章鱼也有“社交生活”
Octopuses have generally been viewed as solitary creatures--and their color-changing abilities primarily as a means to hide from hungry predators. But, after binge watching more than 52 hours of octopus TV, researchers reporting in the Cell Press journal Current Biology on January 28 have found that octopuses actually do have a social life. And it's not without drama. "We found that octopuses are using body patterns and postures to signal to each other during disputes," says David Scheel of Alaska Pacific University. "The postures and patterns can be quite flashy, such as standing very tall, raising the body mantle high above the eyes, and turning very dark."
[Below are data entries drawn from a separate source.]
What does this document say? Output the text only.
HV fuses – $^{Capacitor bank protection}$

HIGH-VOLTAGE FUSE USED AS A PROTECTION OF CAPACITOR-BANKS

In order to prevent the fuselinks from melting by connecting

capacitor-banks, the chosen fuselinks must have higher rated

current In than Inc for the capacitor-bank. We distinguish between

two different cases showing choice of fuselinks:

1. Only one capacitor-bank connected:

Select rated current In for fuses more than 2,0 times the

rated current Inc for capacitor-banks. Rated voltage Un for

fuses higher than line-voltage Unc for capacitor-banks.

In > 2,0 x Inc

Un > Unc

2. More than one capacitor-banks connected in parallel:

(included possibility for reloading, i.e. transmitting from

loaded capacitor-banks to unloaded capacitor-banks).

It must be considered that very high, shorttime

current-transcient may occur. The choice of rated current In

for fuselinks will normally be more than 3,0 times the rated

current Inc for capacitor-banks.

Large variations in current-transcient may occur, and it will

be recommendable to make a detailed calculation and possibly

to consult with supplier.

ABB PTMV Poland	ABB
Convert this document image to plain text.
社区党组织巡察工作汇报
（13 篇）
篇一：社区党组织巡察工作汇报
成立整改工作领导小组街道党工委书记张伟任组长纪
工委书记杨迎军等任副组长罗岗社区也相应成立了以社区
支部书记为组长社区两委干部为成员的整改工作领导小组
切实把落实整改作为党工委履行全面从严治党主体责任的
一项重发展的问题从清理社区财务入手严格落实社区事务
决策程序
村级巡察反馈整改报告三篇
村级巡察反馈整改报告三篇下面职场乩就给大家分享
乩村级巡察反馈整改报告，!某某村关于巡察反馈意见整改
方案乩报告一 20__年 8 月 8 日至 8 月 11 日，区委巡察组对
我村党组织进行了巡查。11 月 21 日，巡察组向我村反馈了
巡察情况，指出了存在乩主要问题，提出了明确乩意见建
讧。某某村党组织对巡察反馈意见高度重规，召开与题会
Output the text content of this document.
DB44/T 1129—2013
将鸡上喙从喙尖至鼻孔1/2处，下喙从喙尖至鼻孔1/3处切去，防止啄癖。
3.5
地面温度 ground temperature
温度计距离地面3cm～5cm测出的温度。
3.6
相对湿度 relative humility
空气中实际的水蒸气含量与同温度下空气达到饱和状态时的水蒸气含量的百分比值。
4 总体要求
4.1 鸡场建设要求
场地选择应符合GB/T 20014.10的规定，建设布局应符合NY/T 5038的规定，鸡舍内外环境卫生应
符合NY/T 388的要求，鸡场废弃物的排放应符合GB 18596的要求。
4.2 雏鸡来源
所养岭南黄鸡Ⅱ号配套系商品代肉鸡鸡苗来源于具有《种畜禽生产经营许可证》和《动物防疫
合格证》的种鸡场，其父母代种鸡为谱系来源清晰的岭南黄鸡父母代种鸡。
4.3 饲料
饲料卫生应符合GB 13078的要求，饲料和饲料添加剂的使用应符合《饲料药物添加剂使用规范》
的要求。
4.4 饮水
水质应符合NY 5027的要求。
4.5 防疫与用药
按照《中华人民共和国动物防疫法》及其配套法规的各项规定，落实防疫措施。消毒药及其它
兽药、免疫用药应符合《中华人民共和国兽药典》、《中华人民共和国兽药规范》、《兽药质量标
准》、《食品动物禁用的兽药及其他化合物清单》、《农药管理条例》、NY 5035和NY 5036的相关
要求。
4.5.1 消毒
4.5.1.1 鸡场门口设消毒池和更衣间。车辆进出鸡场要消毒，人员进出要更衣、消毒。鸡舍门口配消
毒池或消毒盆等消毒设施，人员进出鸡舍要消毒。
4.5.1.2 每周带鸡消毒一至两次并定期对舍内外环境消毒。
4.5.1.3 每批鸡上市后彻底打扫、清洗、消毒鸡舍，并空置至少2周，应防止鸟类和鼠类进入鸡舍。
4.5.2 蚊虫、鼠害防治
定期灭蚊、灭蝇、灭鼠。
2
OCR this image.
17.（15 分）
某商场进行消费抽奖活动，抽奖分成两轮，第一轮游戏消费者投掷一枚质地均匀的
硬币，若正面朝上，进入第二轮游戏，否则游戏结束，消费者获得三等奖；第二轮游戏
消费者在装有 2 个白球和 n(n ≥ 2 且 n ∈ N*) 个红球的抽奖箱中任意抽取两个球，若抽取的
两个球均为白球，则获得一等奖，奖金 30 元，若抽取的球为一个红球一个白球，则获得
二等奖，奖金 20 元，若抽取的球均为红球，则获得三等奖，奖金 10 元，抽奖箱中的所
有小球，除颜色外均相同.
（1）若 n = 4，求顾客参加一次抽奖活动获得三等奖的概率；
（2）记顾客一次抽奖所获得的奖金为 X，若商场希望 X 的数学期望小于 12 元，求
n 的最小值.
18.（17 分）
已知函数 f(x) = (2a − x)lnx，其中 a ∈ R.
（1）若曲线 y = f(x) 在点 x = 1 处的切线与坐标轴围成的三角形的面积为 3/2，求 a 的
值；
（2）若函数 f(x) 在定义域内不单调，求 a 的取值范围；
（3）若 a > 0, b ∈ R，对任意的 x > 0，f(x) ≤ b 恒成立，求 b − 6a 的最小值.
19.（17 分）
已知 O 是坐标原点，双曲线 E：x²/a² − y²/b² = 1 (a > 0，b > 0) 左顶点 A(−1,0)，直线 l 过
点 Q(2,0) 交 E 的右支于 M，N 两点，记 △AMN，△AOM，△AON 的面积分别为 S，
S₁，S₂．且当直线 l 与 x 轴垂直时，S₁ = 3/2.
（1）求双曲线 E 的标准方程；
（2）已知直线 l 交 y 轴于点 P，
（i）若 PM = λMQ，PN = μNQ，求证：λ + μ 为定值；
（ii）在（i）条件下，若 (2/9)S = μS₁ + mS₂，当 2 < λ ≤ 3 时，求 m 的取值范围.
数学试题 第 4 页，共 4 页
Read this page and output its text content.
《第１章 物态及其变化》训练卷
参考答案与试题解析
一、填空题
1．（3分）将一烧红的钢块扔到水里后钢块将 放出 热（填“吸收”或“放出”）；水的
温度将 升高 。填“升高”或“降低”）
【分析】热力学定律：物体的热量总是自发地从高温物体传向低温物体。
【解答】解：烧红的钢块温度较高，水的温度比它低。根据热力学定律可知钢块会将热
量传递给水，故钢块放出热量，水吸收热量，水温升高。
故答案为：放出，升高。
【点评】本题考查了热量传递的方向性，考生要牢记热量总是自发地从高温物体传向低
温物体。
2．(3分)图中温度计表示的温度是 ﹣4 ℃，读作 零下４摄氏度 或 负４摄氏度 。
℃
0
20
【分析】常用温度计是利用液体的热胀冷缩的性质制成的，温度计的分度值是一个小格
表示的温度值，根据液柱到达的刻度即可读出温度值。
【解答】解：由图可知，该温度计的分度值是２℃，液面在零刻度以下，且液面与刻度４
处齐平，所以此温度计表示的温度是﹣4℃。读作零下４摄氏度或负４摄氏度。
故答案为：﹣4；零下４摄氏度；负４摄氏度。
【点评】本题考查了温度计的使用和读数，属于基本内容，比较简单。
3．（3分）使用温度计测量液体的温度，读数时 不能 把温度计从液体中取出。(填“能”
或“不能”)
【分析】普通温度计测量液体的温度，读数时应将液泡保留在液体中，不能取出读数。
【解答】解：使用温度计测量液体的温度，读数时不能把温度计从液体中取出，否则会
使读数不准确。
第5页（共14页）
The octopuses in question belonged to a species known as Octopus tetricus living in the shallows of Jervis Bay, Australia. Scheel and his colleagues were tipped off that something interesting might be going on in that bay by a diver who alerted an online community of people interested in cephalopods that he'd seen something interesting. The researchers followed up from there, ultimately witnessing 186 octopus interactions and more than 500 actions. In all that video, the octopuses spent more than 7 hours interacting.
Scheel along with colleagues at the University of Sydney noticed some intriguing patterns: when an octopus with a dark body color approached another dark octopus, the interaction was more likely to escalate to grappling. When a dark octopus approached a paler one, the pastier octopus more often retreated. When the opposite happened and a light octopus approached a darker one, the latter more often stood its ground.
"Dark color appears to be associated with aggression, while paler colors accompany retreat," Scheel says.